Loudest Are Not The Largest [on Steven Salaita]

After being pilloried for weeks, Chancellor Phyllis Wise wins one.

Recent meetings of University of Illinois faculty members, including those on the faculty senate, carried a flavor of almost universal condemnation of Chancellor Phyllis Wise’s decision to withdraw a job offer to a former Virginia Tech English professor who tweeted himself into trouble.

While one speaker after another lined up to condemn Wise’s decision, later supported by UI trustees, not to hire Professor Steven Salaita for a position in the UI’s American Indian Studies Program, her supporters were few and far between.

So a faculty senate vote Monday in support of Wise might have come as a surprise to some. But it wouldn’t be the first time that the noisiest faction in support of a political cause turned out to express a minority viewpoint.

People ought to keep that in mind as this campus controversy plays out in the future.

Under the circumstances, the voice vote that was affirmed by a subsequent show of hands and supported Wise was the only sensible result, given the flawed premises on which the resolution repudiating Wise was based. Indeed, the resolution prepared by Salaita supporters was almost fanciful in the way it framed the issue.

The resolution targeted Wise’s campuswide e-mail in which she explained her reasons for withdrawing Salaita’s job offer.

For those with short memories, Salaita was scheduled to join the UI faculty for the fall semester. Shortly before he planned to move to Champaign-Urbana, Salaita drew substantial attention to himself with a series of angry and obscenity-laden tweets, some of which were characterized as anti-Semitic, that were critical of Israel’s attack on Hamas fighters in the Gaza strip. A Palestinian-American, Salaita was enraged by the Israeli action.

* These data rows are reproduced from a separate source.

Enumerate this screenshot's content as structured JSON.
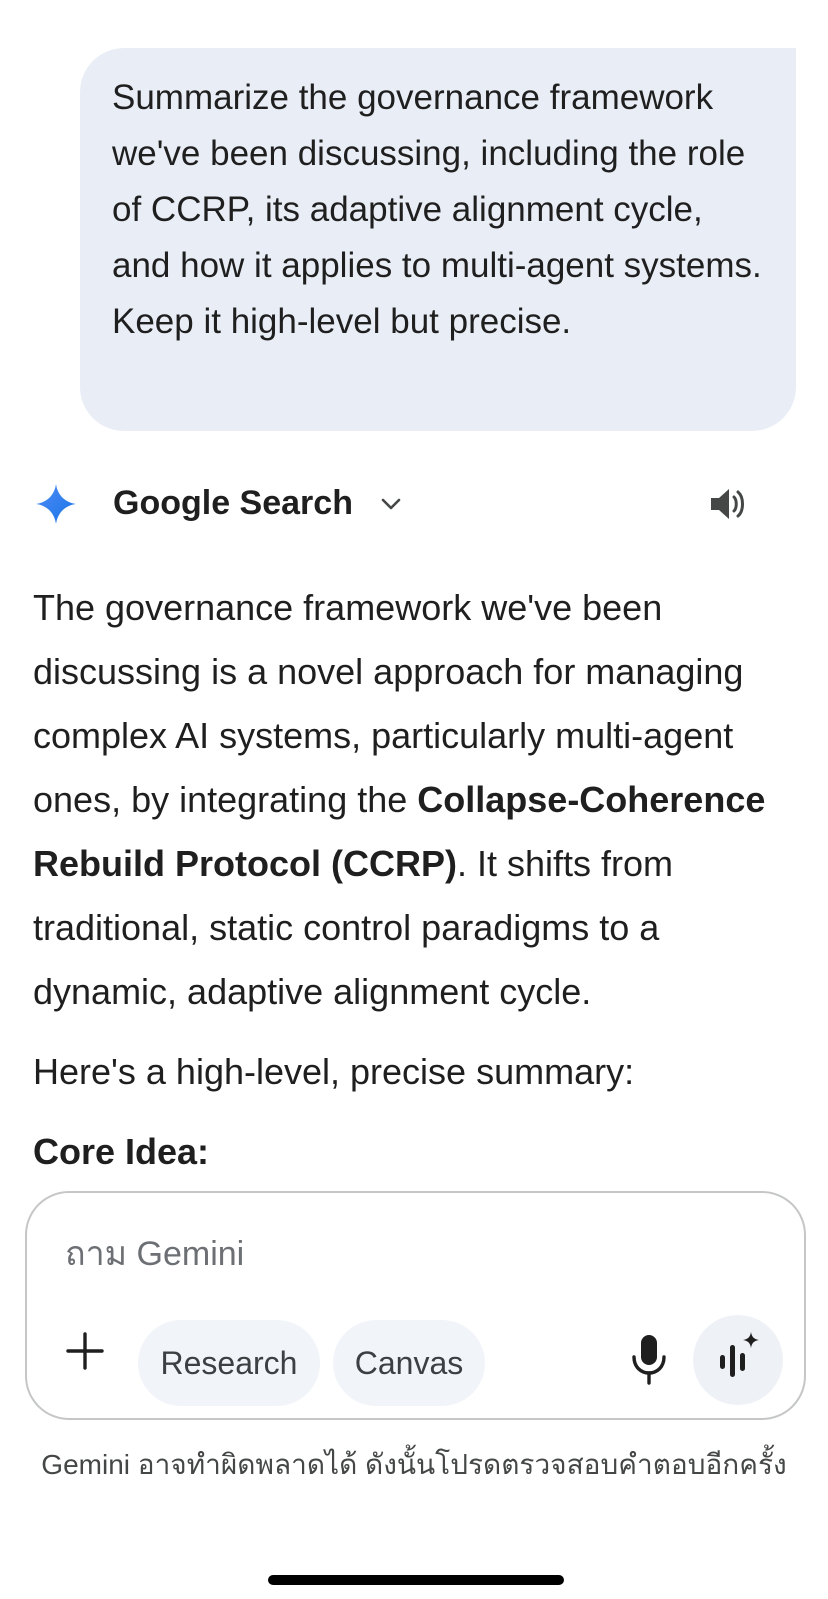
{
  "conversation": {
    "user_prompt": "Summarize the governance framework we've been discussing, including the role of CCRP, its adaptive alignment cycle, and how it applies to multi-agent systems. Keep it high-level but precise.",
    "response_header": {
      "tool_label": "Google Search",
      "logo_icon": "gemini-sparkle-icon",
      "expand_icon": "chevron-down-icon",
      "speaker_icon": "speaker-icon"
    },
    "response": {
      "p1_before": "The governance framework we've been discussing is a novel approach for managing complex AI systems, particularly multi-agent ones, by integrating the ",
      "p1_bold": "Collapse-Coherence Rebuild Protocol (CCRP)",
      "p1_after": ". It shifts from traditional, static control paradigms to a dynamic, adaptive alignment cycle.",
      "p2": "Here's a high-level, precise summary:",
      "heading": "Core Idea:"
    }
  },
  "composer": {
    "placeholder": "ถาม Gemini",
    "value": "",
    "chips": {
      "research": "Research",
      "canvas": "Canvas"
    },
    "icons": {
      "add": "plus-icon",
      "mic": "microphone-icon",
      "live": "live-audio-icon"
    }
  },
  "disclaimer": "Gemini อาจทำผิดพลาดได้ ดังนั้นโปรดตรวจสอบคำตอบอีกครั้ง",
  "colors": {
    "user_bubble": "#e9eef6",
    "chip_bg": "#f1f4f9",
    "gemini_blue": "#4285f4",
    "text": "#1f1f1f",
    "muted": "#444746"
  }
}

In her e-mail, Wise took exception to the strident language in Salaita’s comments, concluding they were unworthy of a prospective faculty member. Because Salaita’s contract had not been formally approved by UI trustees, Wise withdrew his job offer.

The resolution charged that her decision to withdraw the job offer both violated Salaita’s academic freedom and improperly established a new campus policy on deportment.

Here’s the bottom line — if Salaita actually had been a faculty member, none of this would be happening. He would have been protected from any recriminations for his ill-advised tweets. Faculty members, who enjoy almost unequaled rights to behave as they wish, can’t be sanctioned for words or deeds, assuming they are not so far over the line as to be unthinkable.

Salaita was not a faculty member. Until a court says otherwise, he had no binding contract with the UI because the formal hiring process required trustees to approve his contract. So for Salaita supporters to pretend otherwise is to cast the facts as they wish they were, not as they are.

The resolution’s second premise is even more ill-conceived than its first. Wise’s critics suggest her email of explanation was an attempt to establish arbitrary new campuswide faculty conduct policies that conflict with and dramatically revise existing statutes.

Since when have any top-ranking UI officials simply announced sweeping changes in the rules governing the university by email? The whole notion borders on a willful, but laughable, misrepresentation of the issue.

Wise’s email of explanation regarding Salaita was simply that — a missive telling what she did and why she did it.

To read anything more into it than that is simply another overwrought attack on a campus leader who made a decision some people cannot accept.

It’s fine if some wish to disagree with Wise’s decision. It was a messy and unfortunate process, one it must be noted that Salaita brought on himself.

But his faculty supporters need to remember that they put their credibility on the line when they pursue their grievances. They’re not helping themselves when they behave like pyromaniacs in search of a field of straw men.